Paris, le 8 novembre 2022
Nos associations, le Collectif Féministe Contre le Viol, Osez le Feminisme!, l’Association européenne contre les Violences faites aux Femmes au Travail (AVFT), Du Côté des Femmes, En Avant Toute(s), Fédération Nationale Solidarité Femmes (FNSF) et la Fondation des Femmes, ont découvert via un article du Journal Du Dimanche l’existence d’une dépêche interministérielle en direction des procureurs de la République, qui aurait débouché sur des classements sans suite massifs et un déni de justice pour des milliers de victimes.
Un classement sans suite désigne l’arrêt d’une procédure judiciaire consécutive à une plainte. C’est le procureur de la République qui en prend la décision. Dans une dépêche de mai 2021, il a été demandé d’accélérer le classement sans suite de nombreuses plaintes pour désengorger les commissariats et services d’enquêtes.
Nous rappelons que 5 ans après #MeToo, les plaintes pour violences sexistes et sexuelles ont presque doublé. Nous rappelons qu’il a été reproché aux femmes victimes de s’exprimer sur les réseaux sociaux ou dans les médias plutôt que de porter plainte. Nous rappelons qu’elles ont fortement été incitées à porter plainte et que dans ce contexte plus que tout autre, il n’est pas acceptable que tout ou partie de ces plaintes aient été destinées à la poubelle. Si tel était le cas, cela relèverait d’une hypocrisie insupportable de la part de nos institutions et serait extrêmement préjudiciable à la confiance si fragile qu’ont les victimes de violences sexistes et sexuelles aujourd’hui vis-à-vis de notre système judiciaire.
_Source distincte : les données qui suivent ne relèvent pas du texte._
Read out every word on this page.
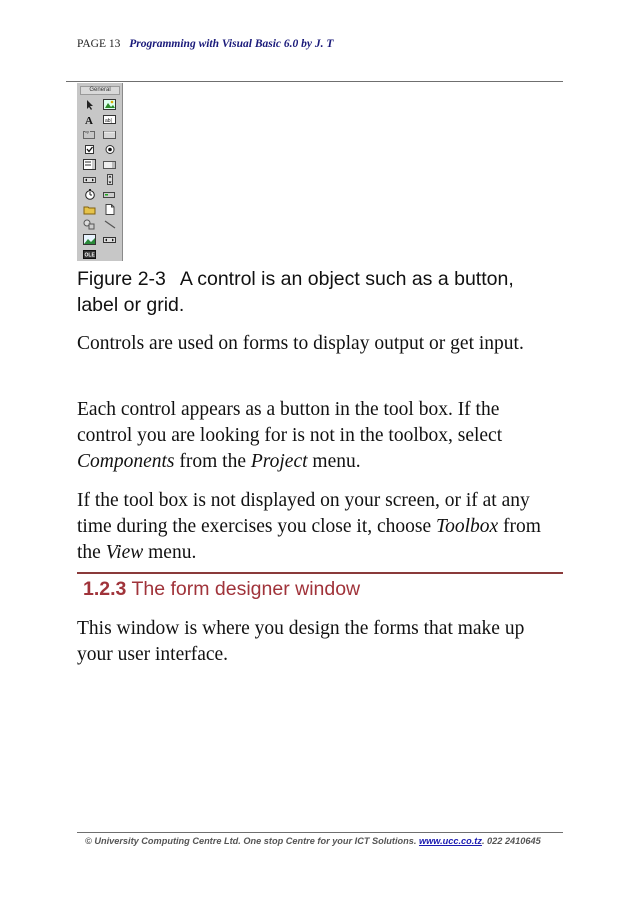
PAGE 13 Programming with Visual Basic 6.0 by J. T
General
A	ab|
xy
OLE
Figure 2-3 A control is an object such as a button, label or grid.
Controls are used on forms to display output or get input.
Each control appears as a button in the tool box. If the control you are looking for is not in the toolbox, select Components from the Project menu.
If the tool box is not displayed on your screen, or if at any time during the exercises you close it, choose Toolbox from the View menu.
1.2.3 The form designer window
This window is where you design the forms that make up your user interface.
© University Computing Centre Ltd. One stop Centre for your ICT Solutions. www.ucc.co.tz. 022 2410645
La dépêche ne dit pas si des crimes ou délits sont exclus. Nous demandons donc le plus rapidement possible un état des lieux sur ce qui semble être un véritable scandale : combien de plaintes pour violences sexistes ou sexuelles ont été ainsi classées pour des raisons étrangères à la faiblesse probatoire des dossiers? Nous souhaitons que toute la transparence soit faite et demandons au Ministère de la justice de faire rouvrir toutes les enquêtes qui auraient été classées sans suite dans ces conditions.
Les associations ont constamment alerté, depuis les premiers jours de #MeToo sur le manque de moyens dédiés à l’accompagnement, au suivi et aux procédures juridiques. Il était prévisible qu’une hausse sans précédent de plaintes, sur des services déjà surchargés et sous dotés, entraînerait une situation d’engorgement difficile à résoudre.
Nous demandons, à l’heure où le budget est en discussion au parlement, l’affectation immédiate d’un budget de 1 milliard à la lutte contre les violences sexistes et sexuelles, permettant, entre autres, de financer à la hauteur des besoins y compris d’enquête.